- Relator(a)
- Ministro Gilson Dipp
- Órgão julgador
- Quinta Turma
- Data do julgamento
- 07/04/2011
- Data de publicação
- 28/04/2011
STJ – Acórdão, Rel. Ministro Gilson Dipp, Quinta Turma, j. 07/04/2011, p. 28/04/2011
CRIMINAL. HABEAS CORPUS. ROUBO QUALIFICADO. REGIME INICIALMENTE FECHADO. GRAVIDADE GENÉRICA DO DELITO. FUNDAMENTAÇÃO INIDÔNEA. PENA FIXADA POUCO ACIMA DO MÍNIMO LEGAL. UMA CIRCUNSTÂNCIA JUDICIAL DESFAVORÁVEL. MAUS ANTECEDENTES. PACIENTE SOLTO DURANTE O JULGAMENTO DO PROCESSO. RÉU REINTEGRADO À SOCIEDADE. ÚLTIMA DENÚNCIA POR CRIME COMETIDO EM 2003. ESPECIFICIDADE DO CASO. REGIME MAIS GRAVOSO DESNECESSÁRIO. REGIME ABERTO. PENA DE 06 ANOS E 05 MESES. IMPOSSIBILIDADE. CONSTRANGIMENTO ILEGAL EVIDENCIADO. ORDEM PARCIALMENTE CONCEDIDA. Não obstante reconhecer-se a existência de certa discricionariedade, pelo Julgador, na fixação do regime mais rigoroso, quando existirem motivos de fato e de direito a recomendarem tal providência, necessária se faz a pertinente fundamentação em eventuais circunstâncias desfavoráveis do art. 59 do Código Penal, o que não se vislumbra no presente caso. A gravidade abstrata do delito perpetrado não se presta a fundamentar a imposição do regime prisional mais severo. Hipótese na qual, apesar de a pena-base não ter sido fixada no mínimo legal, tendo em vista a existência de maus antecedentes, deve ser ressaltada sua especificidade, uma vez que o paciente se encontra reinserido à sociedade, se manteve solto durante o julgamento do processo, tendo alterado seu estilo de vida, constituindo família e se tornando responsável financeiramente por esta, além de não ter sido denunciado pela prática de qualquer delito cometido posteriormente a 2003, conforme se extrai da folha de antecedentes criminais acostada aos autos.

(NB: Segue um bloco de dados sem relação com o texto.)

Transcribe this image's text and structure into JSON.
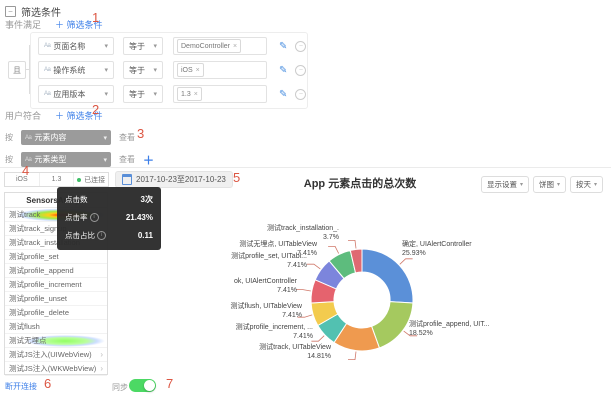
{
  "annotations": [
    "1",
    "2",
    "3",
    "4",
    "5",
    "6",
    "7"
  ],
  "icons": {
    "caret_down": "▾",
    "close": "×",
    "pencil": "✎",
    "circle_minus": "−",
    "chevron_right": "›",
    "collapse_minus": "−",
    "info": "i",
    "string_type": "Aa",
    "plus": "＋"
  },
  "filter_section": {
    "title": "筛选条件",
    "event_row": {
      "label": "事件满足",
      "add_link": "＋ 筛选条件"
    },
    "and_label": "且",
    "rows": [
      {
        "field": "页面名称",
        "op": "等于",
        "value": "DemoController"
      },
      {
        "field": "操作系统",
        "op": "等于",
        "value": "iOS"
      },
      {
        "field": "应用版本",
        "op": "等于",
        "value": "1.3"
      }
    ],
    "user_row": {
      "label": "用户符合",
      "add_link": "＋ 筛选条件"
    }
  },
  "group_by": {
    "rows": [
      {
        "prefix": "按",
        "value": "元素内容",
        "suffix": "查看",
        "add": ""
      },
      {
        "prefix": "按",
        "value": "元素类型",
        "suffix": "查看",
        "add": "＋"
      }
    ]
  },
  "device_panel": {
    "segments": [
      "iOS",
      "1.3",
      "已连接"
    ],
    "connected_dot_color": "#3fbf67",
    "app_name": "SensorsAnaly...",
    "items": [
      {
        "label": "测试track",
        "heat": "rainbow"
      },
      {
        "label": "测试track_signup"
      },
      {
        "label": "测试track_installation"
      },
      {
        "label": "测试profile_set"
      },
      {
        "label": "测试profile_append"
      },
      {
        "label": "测试profile_increment"
      },
      {
        "label": "测试profile_unset"
      },
      {
        "label": "测试profile_delete"
      },
      {
        "label": "测试flush"
      },
      {
        "label": "测试无埋点",
        "heat": "green"
      },
      {
        "label": "测试JS注入(UIWebView)",
        "chevron": true
      },
      {
        "label": "测试JS注入(WKWebView)",
        "chevron": true
      }
    ],
    "disconnect_link": "断开连接",
    "sync_label": "同步",
    "sync_on": true,
    "toggle_color": "#4cd964"
  },
  "date_picker": {
    "range": "2017-10-23至2017-10-23"
  },
  "tooltip": {
    "rows": [
      {
        "label": "点击数",
        "value": "3次",
        "info": false
      },
      {
        "label": "点击率",
        "value": "21.43%",
        "info": true
      },
      {
        "label": "点击占比",
        "value": "0.11",
        "info": true
      }
    ]
  },
  "chart": {
    "title": "App 元素点击的总次数",
    "buttons": [
      "显示设置",
      "饼图",
      "按天"
    ]
  },
  "chart_data": {
    "type": "pie",
    "donut": true,
    "title": "App 元素点击的总次数",
    "unit": "%",
    "start_angle_deg": 0,
    "clockwise": true,
    "label_line_color": "#d0796a",
    "slices": [
      {
        "label": "确定, UIAlertController",
        "value": 25.93,
        "color": "#5b90d8"
      },
      {
        "label": "测试profile_append, UIT...",
        "value": 18.52,
        "color": "#a5c95f"
      },
      {
        "label": "测试track, UITableView",
        "value": 14.81,
        "color": "#ef9a4f"
      },
      {
        "label": "测试profile_increment, ...",
        "value": 7.41,
        "color": "#52c1b1"
      },
      {
        "label": "测试flush, UITableView",
        "value": 7.41,
        "color": "#f3cb4e"
      },
      {
        "label": "ok, UIAlertController",
        "value": 7.41,
        "color": "#e5636e"
      },
      {
        "label": "测试profile_set, UITabl...",
        "value": 7.41,
        "color": "#7c85dc"
      },
      {
        "label": "测试无埋点, UITableView",
        "value": 7.41,
        "color": "#5dbc7d"
      },
      {
        "label": "测试track_installation_.",
        "value": 3.7,
        "color": "#df6a72"
      }
    ]
  }
}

Estando o paciente reabilitado ao convívio social e considerando, ainda, que o desconto da sanção no regime fechado não mais cumpriria a função ressocializadora da pena, restando evidenciada a desnecessidade de afastamento social do réu, a existência de antecedentes criminais desfavoráveis ao réu não deve implicar na fixação do regime prisional mais gravoso. Considerando a quantidade de pena imposta ao paciente - 06 anos e 05 meses de reclusão -, afasta-se a possibilidade de fixação do regime aberto para o desconto da reprimenda, em atenção ao disposto no art. 33, § 2º, incisos II e III, do Código Penal, devendo, por outro lado, ser aplicado à espécie o regime semiaberto. Ordem parcialmente concedida, nos termos do voto do Relator. (HC n. 197.255/SP, relator Ministro Gilson Dipp, Quinta Turma, julgado em 7/4/2011, DJe de 28/4/2011.)